Overall, the recipe was as simple as it could be given the art we were producing, and certainly less of an all-day marathon than other recent challenges, which was appreciated. The end result was wonderful, even if it did leave huge amounts of chocolate sauce in the fridge, which I'm still bravely eating on top of anything that might cope with it (gnocchi with chocolate sauce has been over-ruled this lunch time, though bananas with chocolate sauce stays on the menu). Thanks to Meeta and Tony for setting the challenge and letting us indulge our inner French pastry chefs. Pierre Herme, you shall be getting the bill for my new hand mixer.

20 comments:

April said...

Your raspberry cream sounds delicious in these!! They look gorgeous!

Oh my! Apple pie! said...

Your eclairs look lovely...raspberry cream sounds wonderful!

jasmine said...

Hee! Love the shoe pastry monicker :)

The pink creme is lovely--great flavour choice.


j

BC said...

Gnocchi with chocolate sauce - that is funny because I've tried that too. It wasn't good at all!

maybelles mom said...

Oh, they look lovely.

Anonymous said...

Mmm, raspberries go so well with chocolate, now I wish I had tried that sort of filling too!

MyKitchenInHalfCups said...

Annamarie I love the raspberry cream! Excellent.

Unknown said...

Did your cream actually taste of raspberries...mine did only faintly! Looks great.

Anonymous said...

Mmm raspberry cream. Chocolates and raspberry eclairs sound so delicious right now.

Heather said...

mmm, raspberries! yummo! these look lovely!

Jeanne said...

Oh dear - poor mixer! Oh well, time for that Kitchenaid then...!

Your eclairs look great despite the trials and tribulations, and I love the raspberry idea rather than chocolate overload.

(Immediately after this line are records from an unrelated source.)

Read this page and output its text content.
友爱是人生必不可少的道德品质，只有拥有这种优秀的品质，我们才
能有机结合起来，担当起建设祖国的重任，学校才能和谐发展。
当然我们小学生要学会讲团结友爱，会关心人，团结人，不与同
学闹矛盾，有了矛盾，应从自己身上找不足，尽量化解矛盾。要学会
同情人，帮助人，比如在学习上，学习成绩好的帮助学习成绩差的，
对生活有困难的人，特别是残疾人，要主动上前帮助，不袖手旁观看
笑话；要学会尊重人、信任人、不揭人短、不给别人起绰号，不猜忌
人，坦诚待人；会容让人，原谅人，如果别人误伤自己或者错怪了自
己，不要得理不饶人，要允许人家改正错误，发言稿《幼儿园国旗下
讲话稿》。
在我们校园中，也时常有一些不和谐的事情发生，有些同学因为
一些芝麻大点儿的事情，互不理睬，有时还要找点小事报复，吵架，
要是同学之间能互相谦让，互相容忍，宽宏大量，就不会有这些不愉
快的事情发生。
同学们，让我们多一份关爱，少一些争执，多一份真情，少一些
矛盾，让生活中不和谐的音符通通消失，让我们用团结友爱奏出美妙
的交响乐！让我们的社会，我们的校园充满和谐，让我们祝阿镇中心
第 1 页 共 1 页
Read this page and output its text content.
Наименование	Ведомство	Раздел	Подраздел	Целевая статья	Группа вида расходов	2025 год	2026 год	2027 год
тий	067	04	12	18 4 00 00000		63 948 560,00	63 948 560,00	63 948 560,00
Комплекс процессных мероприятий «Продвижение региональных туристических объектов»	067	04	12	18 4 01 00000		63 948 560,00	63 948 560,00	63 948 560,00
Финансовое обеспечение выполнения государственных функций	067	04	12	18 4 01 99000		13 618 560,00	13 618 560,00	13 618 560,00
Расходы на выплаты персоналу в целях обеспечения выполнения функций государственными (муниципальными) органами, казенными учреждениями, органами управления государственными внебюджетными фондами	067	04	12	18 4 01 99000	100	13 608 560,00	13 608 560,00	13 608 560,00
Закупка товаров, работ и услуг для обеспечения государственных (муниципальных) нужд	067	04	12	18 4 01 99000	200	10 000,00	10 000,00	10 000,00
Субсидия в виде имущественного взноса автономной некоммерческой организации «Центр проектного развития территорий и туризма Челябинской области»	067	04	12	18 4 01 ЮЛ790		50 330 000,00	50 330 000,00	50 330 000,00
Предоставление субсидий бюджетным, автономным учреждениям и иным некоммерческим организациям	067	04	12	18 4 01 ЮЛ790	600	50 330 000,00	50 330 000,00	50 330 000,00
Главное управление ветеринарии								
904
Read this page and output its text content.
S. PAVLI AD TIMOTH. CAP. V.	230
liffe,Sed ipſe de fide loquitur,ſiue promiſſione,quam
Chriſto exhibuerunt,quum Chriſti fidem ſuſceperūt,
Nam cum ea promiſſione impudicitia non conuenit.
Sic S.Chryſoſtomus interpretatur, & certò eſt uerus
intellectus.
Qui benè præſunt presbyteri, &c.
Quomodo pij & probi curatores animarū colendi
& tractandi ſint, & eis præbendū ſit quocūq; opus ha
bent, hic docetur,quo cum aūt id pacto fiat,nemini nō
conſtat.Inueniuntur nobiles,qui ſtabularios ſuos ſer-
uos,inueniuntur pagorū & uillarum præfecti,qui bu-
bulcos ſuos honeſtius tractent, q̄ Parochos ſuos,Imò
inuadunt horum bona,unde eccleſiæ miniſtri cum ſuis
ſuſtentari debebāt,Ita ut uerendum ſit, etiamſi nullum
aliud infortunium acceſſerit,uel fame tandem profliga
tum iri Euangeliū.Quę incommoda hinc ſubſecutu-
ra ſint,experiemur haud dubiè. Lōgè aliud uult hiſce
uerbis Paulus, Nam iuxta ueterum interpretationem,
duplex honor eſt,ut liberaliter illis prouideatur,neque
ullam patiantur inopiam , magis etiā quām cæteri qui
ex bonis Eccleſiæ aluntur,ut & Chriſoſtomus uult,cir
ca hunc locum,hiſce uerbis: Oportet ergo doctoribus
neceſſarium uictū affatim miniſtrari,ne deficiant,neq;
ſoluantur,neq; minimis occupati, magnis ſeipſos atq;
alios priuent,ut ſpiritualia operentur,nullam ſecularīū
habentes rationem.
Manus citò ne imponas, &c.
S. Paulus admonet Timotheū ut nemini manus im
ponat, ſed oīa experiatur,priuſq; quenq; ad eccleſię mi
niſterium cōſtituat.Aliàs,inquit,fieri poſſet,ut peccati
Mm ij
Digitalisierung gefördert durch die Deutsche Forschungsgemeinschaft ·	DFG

And what's wrong with chocolate sauce on gnocchi?? :o)

Jenny said...

Hmm raspberries would make a nice filling, a balance to the sweetness of the glaze.

Alpineberry Mary said...

I had to smile at the "shoe pastry". Your eclairs turned out really pretty. I love the pink from the raspeberries.

Andrea Meyers said...

My first round of eclairs flattened, too. Your raspberry cream sounds absolutely perfect!

Anonymous said...

Your eclairs look wonderful! I love chocolate and raspberry!

Heather said...

how beautiful! i love raspberry and chocolate!

silverrock said...

Wow! What raspberry pastry cream?! I've seen some bloggers simply use whole raspberries to decorate the eclairs, but this sounds amazing. Way to go on this month's challenge, the eclairs look stunning.

Gigi said...

The raspberry cream sounds divine! Work of art!

Maggie said...

Congratulations on a baking success. The eclairs look wonderful.

Anonymous said...

I was very surprised to read your reference to the difficulty of making choux pastry. Good thing I didn't know that when I made choux pastry for the first time as a young girl! Truly, it is a simple, fool proof operation, and I am so sorry that you venerable mixer was sacrificed. Choux dough is simply too wet and heavy for any machine. Making it is a one pan, stove top operation, requiring only a strong stirring arm. Beat by hand with a wooden spoon in pan over the stove - when the dough suddenly clings together in a big ball you are done.

Love the addition of raspberries to the pastry cream - heavenly taste, and visually so beautiful.